Once at the col, some skiers continue to the Col des Grands Montets and the old lift station. Others traverse right and descend between crevasses and seracs to reach the glacier basin. The safer options are to return the way you came and ski down to the Herse chairlift. Or you can follow the old Pointe de Vue piste, crossing the col and trending left in descent.

Skier descending off-piste
Skiing the line of the old Pointe de Vue piste

Reaching the Col des Rachasses

The shortest route to the Col des Rachasses is to take the Bochard gondola. When descending the piste, cut right as soon as you can and traverse below rocks to a flat area. Put your skins on here and head up diagonally left. When you see the col – a small notch in the ridge with a wooden hut by it – zig-zag up towards it. The final traverse is steep, so put on ski crampons if it is at all icy. This ascent is around 300 vertical metres.

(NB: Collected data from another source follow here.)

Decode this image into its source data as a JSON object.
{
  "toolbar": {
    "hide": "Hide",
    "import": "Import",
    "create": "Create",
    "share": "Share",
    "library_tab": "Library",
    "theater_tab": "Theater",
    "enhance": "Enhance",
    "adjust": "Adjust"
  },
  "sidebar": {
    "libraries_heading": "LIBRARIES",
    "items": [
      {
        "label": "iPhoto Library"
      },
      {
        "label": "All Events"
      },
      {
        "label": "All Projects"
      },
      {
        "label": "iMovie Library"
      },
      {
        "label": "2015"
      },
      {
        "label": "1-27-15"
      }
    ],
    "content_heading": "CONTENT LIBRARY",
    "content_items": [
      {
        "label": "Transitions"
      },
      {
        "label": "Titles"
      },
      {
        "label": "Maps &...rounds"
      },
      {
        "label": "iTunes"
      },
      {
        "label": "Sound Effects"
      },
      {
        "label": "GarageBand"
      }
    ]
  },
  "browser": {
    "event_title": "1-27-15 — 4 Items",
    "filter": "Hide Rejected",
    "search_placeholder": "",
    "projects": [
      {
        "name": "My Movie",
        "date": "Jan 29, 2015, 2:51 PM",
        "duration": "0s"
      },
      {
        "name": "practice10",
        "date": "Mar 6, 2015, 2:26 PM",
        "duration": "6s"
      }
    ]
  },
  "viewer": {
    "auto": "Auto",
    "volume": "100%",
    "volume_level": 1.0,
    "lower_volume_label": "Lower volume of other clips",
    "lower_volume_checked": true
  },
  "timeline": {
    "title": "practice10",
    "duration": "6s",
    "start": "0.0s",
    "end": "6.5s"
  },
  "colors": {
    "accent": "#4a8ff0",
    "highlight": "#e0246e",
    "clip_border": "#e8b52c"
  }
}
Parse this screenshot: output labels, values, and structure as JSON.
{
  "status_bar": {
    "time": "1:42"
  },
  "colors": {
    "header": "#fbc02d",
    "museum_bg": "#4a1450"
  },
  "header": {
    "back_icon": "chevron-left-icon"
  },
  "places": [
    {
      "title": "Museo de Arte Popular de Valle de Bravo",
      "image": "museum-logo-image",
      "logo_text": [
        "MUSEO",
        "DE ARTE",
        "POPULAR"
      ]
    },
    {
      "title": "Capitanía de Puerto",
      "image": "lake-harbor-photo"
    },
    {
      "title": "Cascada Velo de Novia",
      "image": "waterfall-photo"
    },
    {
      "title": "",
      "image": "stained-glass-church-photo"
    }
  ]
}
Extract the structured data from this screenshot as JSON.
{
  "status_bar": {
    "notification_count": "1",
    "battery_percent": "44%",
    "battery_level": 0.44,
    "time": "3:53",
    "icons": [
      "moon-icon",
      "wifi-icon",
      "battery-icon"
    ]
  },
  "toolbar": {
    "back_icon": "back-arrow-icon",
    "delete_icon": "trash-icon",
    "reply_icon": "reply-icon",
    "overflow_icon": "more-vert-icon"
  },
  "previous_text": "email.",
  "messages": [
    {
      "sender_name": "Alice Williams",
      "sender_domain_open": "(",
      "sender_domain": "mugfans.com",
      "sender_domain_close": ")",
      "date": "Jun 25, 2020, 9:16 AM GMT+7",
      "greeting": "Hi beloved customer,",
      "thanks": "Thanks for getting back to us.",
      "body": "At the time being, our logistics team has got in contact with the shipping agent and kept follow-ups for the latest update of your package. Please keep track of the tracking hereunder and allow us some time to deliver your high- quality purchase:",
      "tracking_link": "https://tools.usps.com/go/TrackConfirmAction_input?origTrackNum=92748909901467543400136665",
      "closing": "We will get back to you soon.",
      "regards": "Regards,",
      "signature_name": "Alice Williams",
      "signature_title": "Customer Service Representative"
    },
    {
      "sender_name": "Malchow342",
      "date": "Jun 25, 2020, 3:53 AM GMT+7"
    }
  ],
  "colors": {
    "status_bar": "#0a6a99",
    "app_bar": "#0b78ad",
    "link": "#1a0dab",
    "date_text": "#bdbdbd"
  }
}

You can also climb directly from the Herse chairlift. Put on your skins at the top of the lift and head straight up until you intersect the tracks from Bochard. This route is a little longer at 400m vertical, but has less traversing.

As mentioned above, once at the col you can return the same way, picking a good line to descend. Or you can cross the col and descend on the left on the line of the old piste.

Skier next to draatic boulder
Starting the climb from Bochard


Although the number of people on the track might give an impression of safety, there are still mountain risks to consider. The route is not too steep, but it is susceptible to avalanches from above. There are rocks and cliffs to avoid on all the descent routes. The routes described cross glaciers, even if they are not heavily crevassed.

If you are heading up here, you need to consider the avalanche risk, the risk of crevasses, and the risk of a slip on steep icy terrain. You might feel like you are on a highway, following a line of other skiers to the top, but an accident is still possible and could have serious consequences.

Lots of ski tourers getting ready at the bottom of the glacier
A busy day at the start of the skinning track

New Lift ahead

A new 3S gondola is already under construction to the Grands Montets. When this opens, the ski area will regain its missing 500 metres of altitude. We can assume that the Pointe de Vue and Pylones pistes will be reinstated and the Rachasses unofficial ski tour track will be finished.

The scheduled opening date is a little elastic, but the new lift will probably be open for winter 2025/26. This means we’ll only have the ski touring route for the current winter and the next one. After that, it’s back to hiking up by the pistes if we want an easy-to-access ski ascent at Grands Montets.